Deposit : definition
A deposit is a site of concentration of one or more elements or objects (deposit of minerals, oil, fossil...).
However, in geology, the term deposit is now often taken in a restrictive economic sense and denotes a concentration of substances which can be exploited profitably. We then speak of deposits of gold, copper, vanadium, diamond, petroleum, barite, etc...
However, in geology, the term deposit is now often taken in a restrictive economic sense and denotes a concentration of substances which can be exploited profitably. We then speak of deposits of gold, copper, vanadium, diamond, petroleum, barite, etc...
Deposit types are very different :
Contact deposit : designates various types of mineral concentrations located in contact or near a granular (granite in particular) or microgranular rock, and formed by thermal and chemical action of the fluids resulting from the magma on the surrounding rocks. This term includes veins, impregnations, and especially large metalliferous clusters formed by replacement of carbonate rock : skarns. The term "contact deposit" is often used more restrictively as a synonym for pyrometasomatic deposit.
Eluvial deposit : consists of the on-site accumulation of certain very resistant minerals (rutile, cassiterite, beryl, platinum, etc...), resulting from the destruction by erosion of the source rocks. An alluvial deposit can be derived from it, by transporting these minerals in running water and then accumulating in alluvial sediments.
Epithermal deposit : mineralized deposit linked to aerial volcanism. The hot fluids (150°C to 280°C), salty, and rich in metals that accompany the volcanic phenomenon will deposit the metals contained in the foundations of the volcano and in the surrounding rocks, creating veins or epithermal deposits rich in gold, silver, lead, zinc and / or copper.
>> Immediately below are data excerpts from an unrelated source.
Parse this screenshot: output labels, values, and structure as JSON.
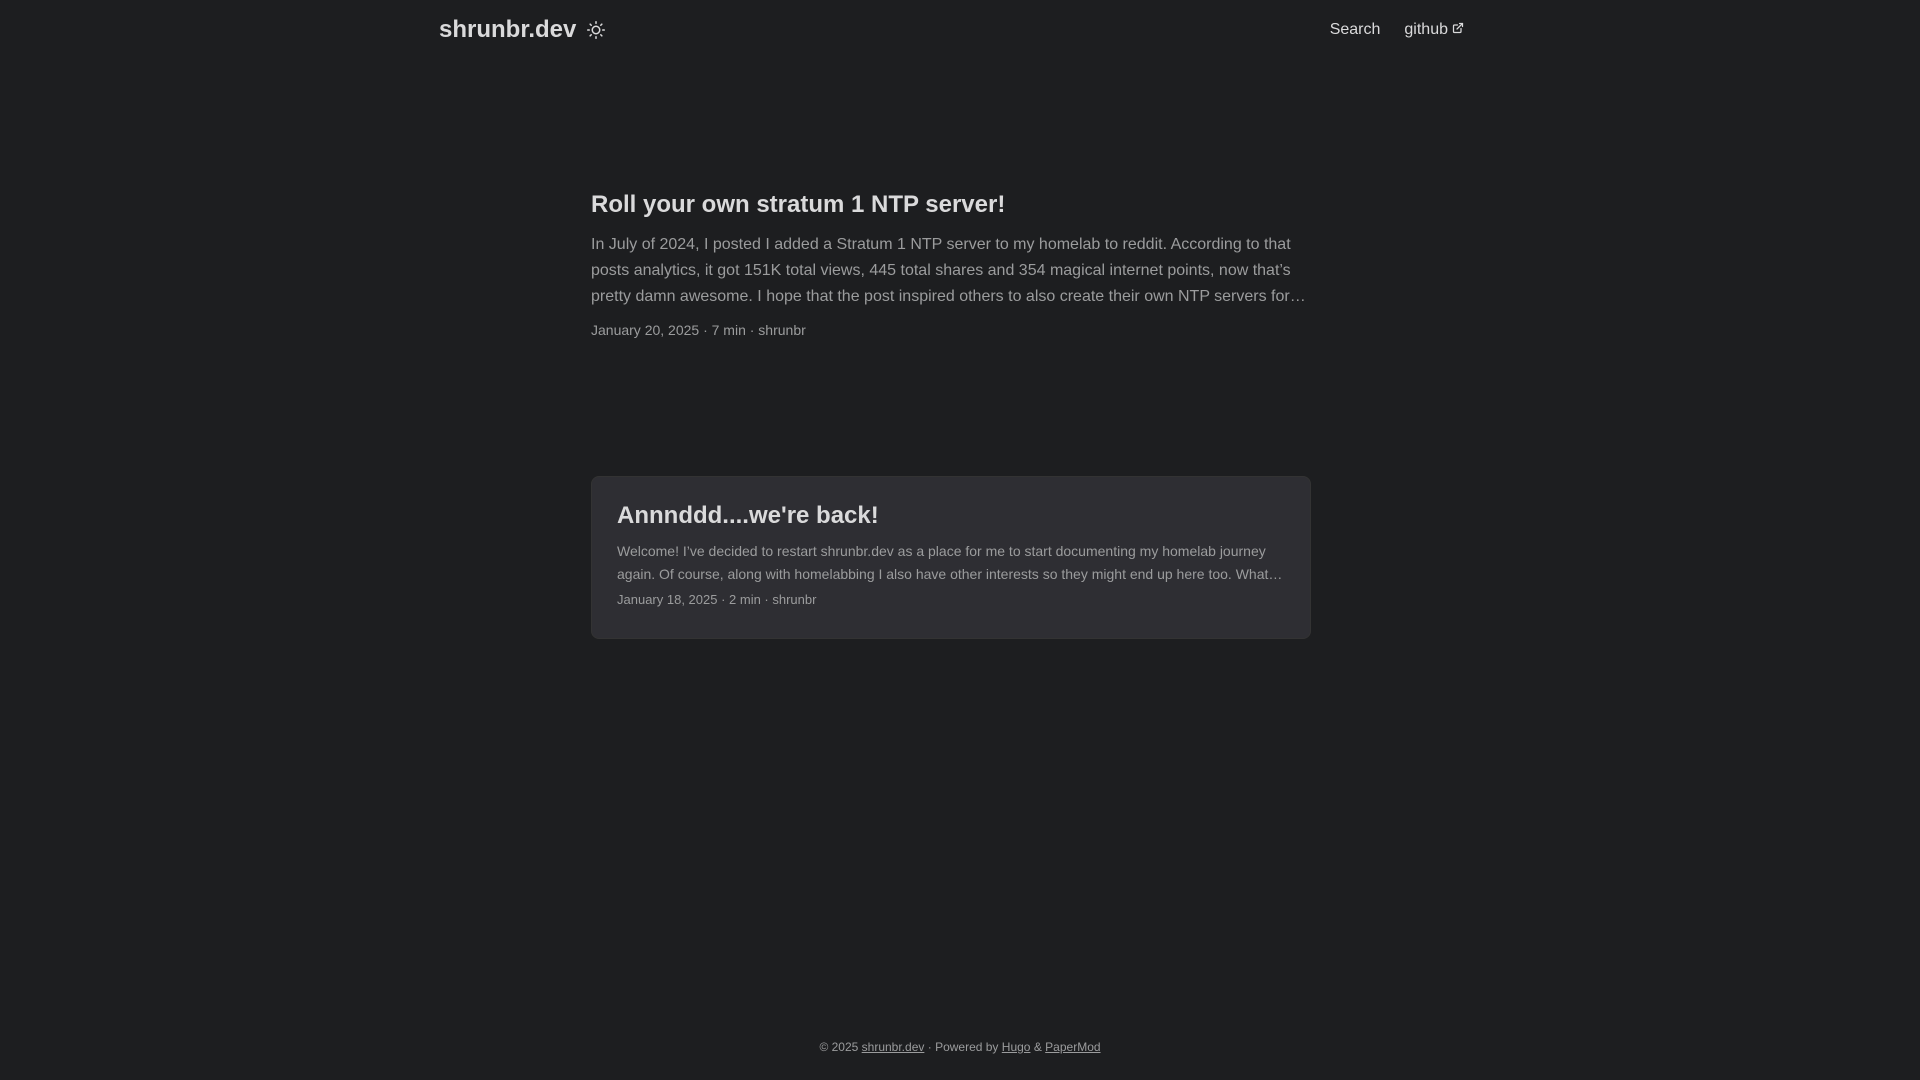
{
  "header": {
    "logo": "shrunbr.dev",
    "theme_icon": "sun-icon",
    "nav": [
      {
        "label": "Search"
      },
      {
        "label": "github",
        "icon": "external-link-icon"
      }
    ]
  },
  "posts": [
    {
      "title": "Roll your own stratum 1 NTP server!",
      "summary": "In July of 2024, I posted I added a Stratum 1 NTP server to my homelab to reddit. According to that posts analytics, it got 151K total views, 445 total shares and 354 magical internet points, now that’s pretty damn awesome. I hope that the post inspired others to also create their own NTP servers for their homelabs.",
      "meta": "January 20, 2025 · 7 min · shrunbr"
    },
    {
      "title": "Annnddd....we're back!",
      "summary": "Welcome! I’ve decided to restart shrunbr.dev as a place for me to start documenting my homelab journey again. Of course, along with homelabbing I also have other interests so they might end up here too. What else might you find here?",
      "meta": "January 18, 2025 · 2 min · shrunbr"
    }
  ],
  "footer": {
    "copyright": "© 2025",
    "site_link": "shrunbr.dev",
    "sep": "·",
    "powered_by": "Powered by",
    "hugo": "Hugo",
    "amp": "&",
    "papermod": "PaperMod"
  },
  "colors": {
    "background": "#1d1e20",
    "card": "#2e2e33",
    "primary_text": "#dadadb",
    "secondary_text": "#9b9c9d"
  }
}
Many of the gold veins of the Andes, the Rocky Mountains (USA), the Philippines or Indonesia are formed in this way.
Hydrothermal deposit : deposit formed by the action of hydrothermal fluids. The process that generates hydrothermalism can be of various origins, mainly volcanism and plutonism, but also metamorphism, basin fluids, etc...
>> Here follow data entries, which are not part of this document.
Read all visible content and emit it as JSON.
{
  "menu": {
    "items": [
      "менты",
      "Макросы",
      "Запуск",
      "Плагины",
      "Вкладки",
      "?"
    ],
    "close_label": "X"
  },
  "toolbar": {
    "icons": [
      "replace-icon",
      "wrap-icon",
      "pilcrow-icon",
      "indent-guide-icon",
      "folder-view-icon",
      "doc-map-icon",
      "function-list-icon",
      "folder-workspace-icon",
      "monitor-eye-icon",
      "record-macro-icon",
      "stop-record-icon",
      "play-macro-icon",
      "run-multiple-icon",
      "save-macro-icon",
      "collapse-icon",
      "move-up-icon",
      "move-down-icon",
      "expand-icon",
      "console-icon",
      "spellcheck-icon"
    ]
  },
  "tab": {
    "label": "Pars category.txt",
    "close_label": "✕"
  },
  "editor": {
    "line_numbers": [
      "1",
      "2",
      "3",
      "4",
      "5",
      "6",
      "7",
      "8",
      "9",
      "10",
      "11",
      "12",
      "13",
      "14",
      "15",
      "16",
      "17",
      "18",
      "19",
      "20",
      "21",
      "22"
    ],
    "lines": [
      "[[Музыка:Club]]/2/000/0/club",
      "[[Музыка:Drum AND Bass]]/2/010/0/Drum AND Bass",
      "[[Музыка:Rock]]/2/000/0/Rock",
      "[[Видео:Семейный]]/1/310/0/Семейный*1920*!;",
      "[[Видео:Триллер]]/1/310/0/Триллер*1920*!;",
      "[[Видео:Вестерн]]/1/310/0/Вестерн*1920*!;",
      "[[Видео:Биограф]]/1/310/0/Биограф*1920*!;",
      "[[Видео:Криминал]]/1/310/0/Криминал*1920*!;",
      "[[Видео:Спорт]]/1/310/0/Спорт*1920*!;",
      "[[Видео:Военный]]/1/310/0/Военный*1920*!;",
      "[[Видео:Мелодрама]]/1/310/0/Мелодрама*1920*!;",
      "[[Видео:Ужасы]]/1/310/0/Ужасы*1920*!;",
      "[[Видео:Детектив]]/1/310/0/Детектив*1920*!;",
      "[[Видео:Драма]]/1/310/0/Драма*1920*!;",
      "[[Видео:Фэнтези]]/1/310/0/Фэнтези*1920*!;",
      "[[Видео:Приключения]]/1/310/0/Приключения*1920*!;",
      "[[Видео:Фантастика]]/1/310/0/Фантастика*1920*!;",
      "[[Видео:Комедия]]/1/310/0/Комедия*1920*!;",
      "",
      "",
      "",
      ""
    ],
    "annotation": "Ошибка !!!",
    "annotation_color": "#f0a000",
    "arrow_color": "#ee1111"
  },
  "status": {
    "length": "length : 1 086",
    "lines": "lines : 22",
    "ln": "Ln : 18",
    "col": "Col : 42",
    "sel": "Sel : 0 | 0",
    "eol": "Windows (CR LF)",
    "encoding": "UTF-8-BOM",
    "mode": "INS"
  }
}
Pneumatolytic deposit : mineral deposit generated at the end of the crystallization of a magma, between 374°C (critical water temperature), and around 600°C, for example when the water of the mineralizing fluids was in the supercritical state. These ultimate magmatic fluids concentrate most of the gases (water vapor, CO2, H2S, etc...) and rare magma metals (B, Be, F, Li, La, Ce, Nb, Sn, Mo, Bi, etc...) which are expressed in the form of pneumatolytic minerals, mainly silicates and oxides (beryl, tourmaline, topaz, cassiterite, lepidolite, etc...), more rarely phosphates (monazite, amblygonite, etc...) and sulphides and sulphosalts (molybdenite, arsenopyrite, löllingite, etc...). The pneumatolytic deposits mainly include pegmatites, greseins or veins, frequently located in fractures on the immediate periphery of the generating granite. The hydrothermal stage follows the pneumatolytic stage by a simple drop in temperature. Other minerals will then precipitate (sulphides of lead, zinc, copper, etc...).
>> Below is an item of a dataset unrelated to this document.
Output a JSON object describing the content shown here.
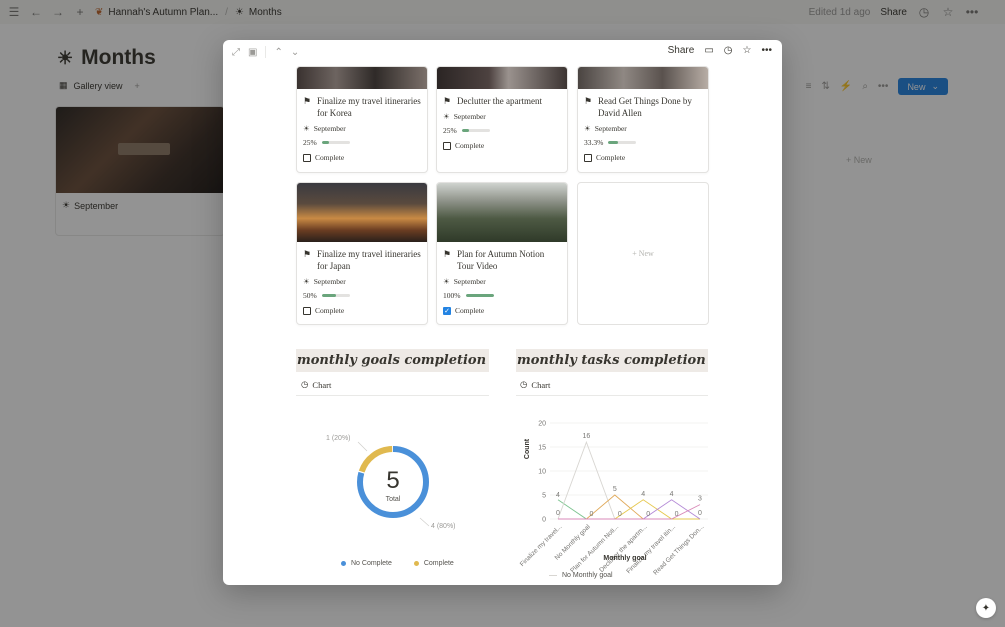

Pyrometasomatic deposit : designates certain contact deposits around granites. Useful minerals were formed at high temperature by recrystallization and partial replacement of rocks in the surrounding area under the action of mineralized fluids from granite magma. A limestone context favors the formation of such deposits which then take the name of skarns or tactites. The pyrometasomatic deposits can constitute important deposits of iron (magnetite), tungsten (scheelite), copper, etc... The pyrometasomatic deposit is one of the contact deposits.
Residual deposit : is a geological formation resulting from the alteration of a pre-existing rock, which has lost by dissolution a significant part of its constituents. The remaining residual rock is therefore relatively enriched in certain minerals or insoluble elements, an enrichment which may be sufficient to constitute exploitable mineral concentrations, called "residual deposits". Bauxite, for example, is an aluminum ore formed by on-site weathering of rocks rich in aluminous silicates (mainly feldspars and feldspathoids). Aluminum released by weathering reprecipitates on site as insoluble aluminum hydrates and concentrates, while silicon, calcium and potassium are removed. Other minerals that are completely insoluble under surface conditions (zircon, cassiterite, columbite, etc...) will concentrate mechanically on site, while the other minerals are dissolved and the salts formed are evacuated. The content of these minerals can therefore increase until they form exploitable residual deposits.
Sedimentary deposit : designates the metal concentrations generated by sedimentary processes (red-beds, kupferschiefer, BIF, etc...).